EPA move may allow server energy use comparison

24.10.2006
The U.S. Environmental Protection Agency and hardware vendors are developing a standardized protocol that could help server buyers make vendor-to-vendor comparisons of a server's energy use vis-a-vis its performance, something users may have trouble doing now.

By next week, the EPA will begin distributing to vendors and some users a final draft of the protocol, which outlines a way to measure how much power is used by a server tested against transaction-based benchmarks, such as the number of Web pages served per hour, according to several people involved in the effort.

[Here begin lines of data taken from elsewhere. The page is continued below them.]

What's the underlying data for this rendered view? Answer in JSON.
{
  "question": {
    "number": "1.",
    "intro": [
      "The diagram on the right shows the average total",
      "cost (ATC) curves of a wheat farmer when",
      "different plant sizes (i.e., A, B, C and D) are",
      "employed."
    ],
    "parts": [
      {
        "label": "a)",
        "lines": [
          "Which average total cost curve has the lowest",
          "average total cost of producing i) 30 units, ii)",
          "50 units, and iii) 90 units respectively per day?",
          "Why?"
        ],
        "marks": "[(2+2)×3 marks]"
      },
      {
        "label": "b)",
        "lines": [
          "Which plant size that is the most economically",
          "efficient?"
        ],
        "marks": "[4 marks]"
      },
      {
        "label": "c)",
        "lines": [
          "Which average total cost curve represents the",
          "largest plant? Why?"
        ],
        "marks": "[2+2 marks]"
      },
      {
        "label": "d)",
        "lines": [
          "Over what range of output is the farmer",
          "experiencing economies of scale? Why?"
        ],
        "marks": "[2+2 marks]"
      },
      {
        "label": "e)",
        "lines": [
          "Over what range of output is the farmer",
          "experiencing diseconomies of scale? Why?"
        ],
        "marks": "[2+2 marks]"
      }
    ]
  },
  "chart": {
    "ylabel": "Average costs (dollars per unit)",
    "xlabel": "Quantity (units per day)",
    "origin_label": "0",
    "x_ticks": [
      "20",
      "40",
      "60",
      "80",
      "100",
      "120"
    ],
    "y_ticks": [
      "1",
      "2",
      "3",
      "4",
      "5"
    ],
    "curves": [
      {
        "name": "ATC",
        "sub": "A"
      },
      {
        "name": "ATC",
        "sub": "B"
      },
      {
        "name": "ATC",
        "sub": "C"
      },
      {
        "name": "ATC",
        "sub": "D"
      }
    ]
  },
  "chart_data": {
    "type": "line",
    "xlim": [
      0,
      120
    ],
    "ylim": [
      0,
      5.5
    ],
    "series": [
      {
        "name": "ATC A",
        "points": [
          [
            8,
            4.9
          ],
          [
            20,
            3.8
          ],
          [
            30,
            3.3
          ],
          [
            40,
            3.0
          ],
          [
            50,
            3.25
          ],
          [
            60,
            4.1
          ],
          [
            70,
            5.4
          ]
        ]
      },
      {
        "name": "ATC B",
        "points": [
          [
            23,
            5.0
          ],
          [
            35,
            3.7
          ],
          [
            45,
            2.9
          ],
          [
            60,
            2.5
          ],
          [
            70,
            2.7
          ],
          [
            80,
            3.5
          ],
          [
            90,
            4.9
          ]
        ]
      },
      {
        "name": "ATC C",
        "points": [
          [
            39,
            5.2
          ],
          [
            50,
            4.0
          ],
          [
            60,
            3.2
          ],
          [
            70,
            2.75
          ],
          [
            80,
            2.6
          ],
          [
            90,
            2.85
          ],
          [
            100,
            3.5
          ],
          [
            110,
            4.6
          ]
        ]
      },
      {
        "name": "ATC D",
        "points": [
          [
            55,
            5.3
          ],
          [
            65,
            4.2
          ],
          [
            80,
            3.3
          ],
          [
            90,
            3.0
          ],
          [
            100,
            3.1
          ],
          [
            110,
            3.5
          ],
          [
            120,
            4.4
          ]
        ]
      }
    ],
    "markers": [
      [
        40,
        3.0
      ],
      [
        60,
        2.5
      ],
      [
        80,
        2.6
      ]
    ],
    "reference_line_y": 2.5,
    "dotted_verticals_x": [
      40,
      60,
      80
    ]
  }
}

"If you are a server buyer and you want to compare the energy performance of the servers from different vendors, you have a hard time doing that. The reason is that each manufacturer gives data in their own way, and the data given is not consistent between the vendors," said Jonathan Koomey, who heads the group developing the protocol and has advised the EPA on other energy issues. He is also a consulting professor at Stanford University and a staff scientist at Lawrence Berkeley National Laboratory

The inability to compare how much energy servers use "is a problem for the customers of these manufacturers," said Koomey. Vendors recognize customer concerns "but until now they haven't known what to do about it."

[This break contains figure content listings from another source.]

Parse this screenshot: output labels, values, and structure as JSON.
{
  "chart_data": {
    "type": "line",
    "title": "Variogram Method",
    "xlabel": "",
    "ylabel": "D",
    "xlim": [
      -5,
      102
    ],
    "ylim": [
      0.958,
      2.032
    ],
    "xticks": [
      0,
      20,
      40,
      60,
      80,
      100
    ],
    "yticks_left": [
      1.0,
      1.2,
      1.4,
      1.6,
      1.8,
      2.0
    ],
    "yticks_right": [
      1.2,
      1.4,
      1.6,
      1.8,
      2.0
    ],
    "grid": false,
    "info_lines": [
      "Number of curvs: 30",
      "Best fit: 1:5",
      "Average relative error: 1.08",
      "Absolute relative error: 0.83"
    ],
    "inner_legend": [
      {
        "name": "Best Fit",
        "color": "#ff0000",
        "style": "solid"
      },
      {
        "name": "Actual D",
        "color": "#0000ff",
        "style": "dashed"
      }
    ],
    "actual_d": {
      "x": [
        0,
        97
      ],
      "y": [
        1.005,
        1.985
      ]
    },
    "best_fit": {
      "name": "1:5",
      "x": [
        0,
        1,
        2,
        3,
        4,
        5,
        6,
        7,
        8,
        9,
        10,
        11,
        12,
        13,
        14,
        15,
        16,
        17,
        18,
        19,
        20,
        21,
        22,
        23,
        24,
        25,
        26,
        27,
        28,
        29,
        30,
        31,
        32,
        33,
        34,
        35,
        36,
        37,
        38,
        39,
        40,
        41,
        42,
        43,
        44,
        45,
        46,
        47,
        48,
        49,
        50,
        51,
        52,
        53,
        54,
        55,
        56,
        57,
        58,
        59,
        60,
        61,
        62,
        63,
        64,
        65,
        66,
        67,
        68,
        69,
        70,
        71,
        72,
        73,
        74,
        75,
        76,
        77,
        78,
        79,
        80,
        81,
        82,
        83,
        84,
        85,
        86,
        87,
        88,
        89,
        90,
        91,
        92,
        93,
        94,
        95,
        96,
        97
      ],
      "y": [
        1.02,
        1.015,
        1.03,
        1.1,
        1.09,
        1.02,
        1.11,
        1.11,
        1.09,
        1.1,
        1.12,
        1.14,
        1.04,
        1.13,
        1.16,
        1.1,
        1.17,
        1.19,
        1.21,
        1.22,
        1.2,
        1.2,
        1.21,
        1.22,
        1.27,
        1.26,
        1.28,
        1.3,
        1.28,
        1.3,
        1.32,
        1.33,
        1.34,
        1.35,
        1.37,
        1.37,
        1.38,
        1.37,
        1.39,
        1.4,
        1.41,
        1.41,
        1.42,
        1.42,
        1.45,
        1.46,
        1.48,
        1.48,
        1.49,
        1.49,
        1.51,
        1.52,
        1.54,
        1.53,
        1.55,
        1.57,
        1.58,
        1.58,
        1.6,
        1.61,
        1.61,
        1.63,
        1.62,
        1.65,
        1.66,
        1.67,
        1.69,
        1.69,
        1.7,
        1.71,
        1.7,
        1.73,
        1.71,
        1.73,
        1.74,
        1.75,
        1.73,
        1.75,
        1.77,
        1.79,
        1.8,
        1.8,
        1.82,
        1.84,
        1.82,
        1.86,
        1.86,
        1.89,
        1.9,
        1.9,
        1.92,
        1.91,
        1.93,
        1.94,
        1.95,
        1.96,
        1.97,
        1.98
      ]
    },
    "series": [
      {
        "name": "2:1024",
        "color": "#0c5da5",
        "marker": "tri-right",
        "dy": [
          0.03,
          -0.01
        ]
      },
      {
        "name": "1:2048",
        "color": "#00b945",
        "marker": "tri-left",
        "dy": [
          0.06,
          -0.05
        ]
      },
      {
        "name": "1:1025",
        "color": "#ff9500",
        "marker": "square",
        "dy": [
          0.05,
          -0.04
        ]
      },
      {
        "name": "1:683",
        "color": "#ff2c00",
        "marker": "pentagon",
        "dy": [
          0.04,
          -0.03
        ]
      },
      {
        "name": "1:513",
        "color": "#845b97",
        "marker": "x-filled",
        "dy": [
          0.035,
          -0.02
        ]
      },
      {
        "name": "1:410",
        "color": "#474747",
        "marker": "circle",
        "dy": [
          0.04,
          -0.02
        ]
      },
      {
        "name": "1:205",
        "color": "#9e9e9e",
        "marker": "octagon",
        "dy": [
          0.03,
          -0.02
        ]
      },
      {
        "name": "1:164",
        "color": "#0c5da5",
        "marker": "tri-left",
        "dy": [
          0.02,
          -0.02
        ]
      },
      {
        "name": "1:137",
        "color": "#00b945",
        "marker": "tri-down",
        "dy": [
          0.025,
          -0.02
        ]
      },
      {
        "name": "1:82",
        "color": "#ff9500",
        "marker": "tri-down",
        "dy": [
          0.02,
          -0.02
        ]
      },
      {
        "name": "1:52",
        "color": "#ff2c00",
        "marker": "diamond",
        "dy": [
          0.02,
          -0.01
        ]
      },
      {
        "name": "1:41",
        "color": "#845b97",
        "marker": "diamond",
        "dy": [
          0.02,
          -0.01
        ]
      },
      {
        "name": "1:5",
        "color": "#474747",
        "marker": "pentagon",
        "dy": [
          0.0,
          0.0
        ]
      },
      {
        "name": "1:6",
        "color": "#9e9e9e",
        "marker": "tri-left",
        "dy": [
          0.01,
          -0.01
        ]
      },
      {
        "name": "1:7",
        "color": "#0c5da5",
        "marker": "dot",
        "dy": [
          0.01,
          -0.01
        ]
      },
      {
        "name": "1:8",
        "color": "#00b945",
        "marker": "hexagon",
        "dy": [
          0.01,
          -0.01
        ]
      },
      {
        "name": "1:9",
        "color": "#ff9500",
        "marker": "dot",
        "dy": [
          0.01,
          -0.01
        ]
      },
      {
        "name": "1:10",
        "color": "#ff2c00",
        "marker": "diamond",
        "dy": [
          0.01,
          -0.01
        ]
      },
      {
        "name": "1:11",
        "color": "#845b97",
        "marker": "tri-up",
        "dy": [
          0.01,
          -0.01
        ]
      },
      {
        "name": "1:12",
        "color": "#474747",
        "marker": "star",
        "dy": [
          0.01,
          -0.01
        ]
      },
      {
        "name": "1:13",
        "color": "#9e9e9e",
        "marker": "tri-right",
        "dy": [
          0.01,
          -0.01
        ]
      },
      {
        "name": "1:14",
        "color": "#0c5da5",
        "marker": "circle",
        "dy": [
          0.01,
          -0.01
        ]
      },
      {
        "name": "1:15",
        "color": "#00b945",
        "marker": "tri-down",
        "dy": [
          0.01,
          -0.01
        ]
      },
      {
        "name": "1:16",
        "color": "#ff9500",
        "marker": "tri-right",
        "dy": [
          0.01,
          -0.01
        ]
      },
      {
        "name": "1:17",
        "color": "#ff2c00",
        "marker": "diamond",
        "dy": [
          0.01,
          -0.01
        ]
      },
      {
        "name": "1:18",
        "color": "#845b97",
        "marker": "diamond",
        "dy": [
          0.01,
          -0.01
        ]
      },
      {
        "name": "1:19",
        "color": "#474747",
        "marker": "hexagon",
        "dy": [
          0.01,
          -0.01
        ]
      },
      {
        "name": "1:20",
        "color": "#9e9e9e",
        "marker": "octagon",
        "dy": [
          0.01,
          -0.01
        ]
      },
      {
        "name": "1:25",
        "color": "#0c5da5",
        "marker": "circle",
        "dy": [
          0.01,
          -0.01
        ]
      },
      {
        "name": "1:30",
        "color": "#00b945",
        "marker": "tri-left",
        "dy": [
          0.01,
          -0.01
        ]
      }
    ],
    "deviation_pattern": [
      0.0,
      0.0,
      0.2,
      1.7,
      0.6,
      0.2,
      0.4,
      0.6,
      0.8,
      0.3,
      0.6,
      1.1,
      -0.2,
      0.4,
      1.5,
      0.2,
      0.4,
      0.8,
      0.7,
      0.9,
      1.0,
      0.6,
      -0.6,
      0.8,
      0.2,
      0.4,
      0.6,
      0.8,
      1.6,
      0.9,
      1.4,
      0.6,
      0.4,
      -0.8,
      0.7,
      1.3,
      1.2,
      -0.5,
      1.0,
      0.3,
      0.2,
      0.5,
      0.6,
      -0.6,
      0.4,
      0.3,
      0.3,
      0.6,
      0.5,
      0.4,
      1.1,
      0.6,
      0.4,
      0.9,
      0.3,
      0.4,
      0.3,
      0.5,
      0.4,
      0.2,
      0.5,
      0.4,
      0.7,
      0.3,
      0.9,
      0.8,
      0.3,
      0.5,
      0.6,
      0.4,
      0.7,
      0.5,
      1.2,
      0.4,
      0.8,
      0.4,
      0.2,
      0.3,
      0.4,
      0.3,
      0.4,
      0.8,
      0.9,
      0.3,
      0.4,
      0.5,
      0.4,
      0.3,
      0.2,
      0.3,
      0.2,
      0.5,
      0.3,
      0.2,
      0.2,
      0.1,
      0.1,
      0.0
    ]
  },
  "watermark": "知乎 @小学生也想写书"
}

Koomey believes some vendors may move quickly to use the server protocol, but large-scale adoption will take time -- and customer insistence. "It's going to take some pressure by the customers; if the customers really demand it, the manufactures will change really fast. "

One large customer that is already asking for energy data from vendors is Lehman Brothers. "I believe that standardized benchmarking will actually create a more competitive environment amongst vendors, thereby spurring on additional innovations for power efficiencies -- not only at power supply levels but CPU, storage and memory levels as well," said Salmon. "Even a small energy savings of 25 [to] 50 watts per server can translate into significant reductions in yearly operating expenses in addition to providing the ability to extend the life of existing data centers and their infrastructures."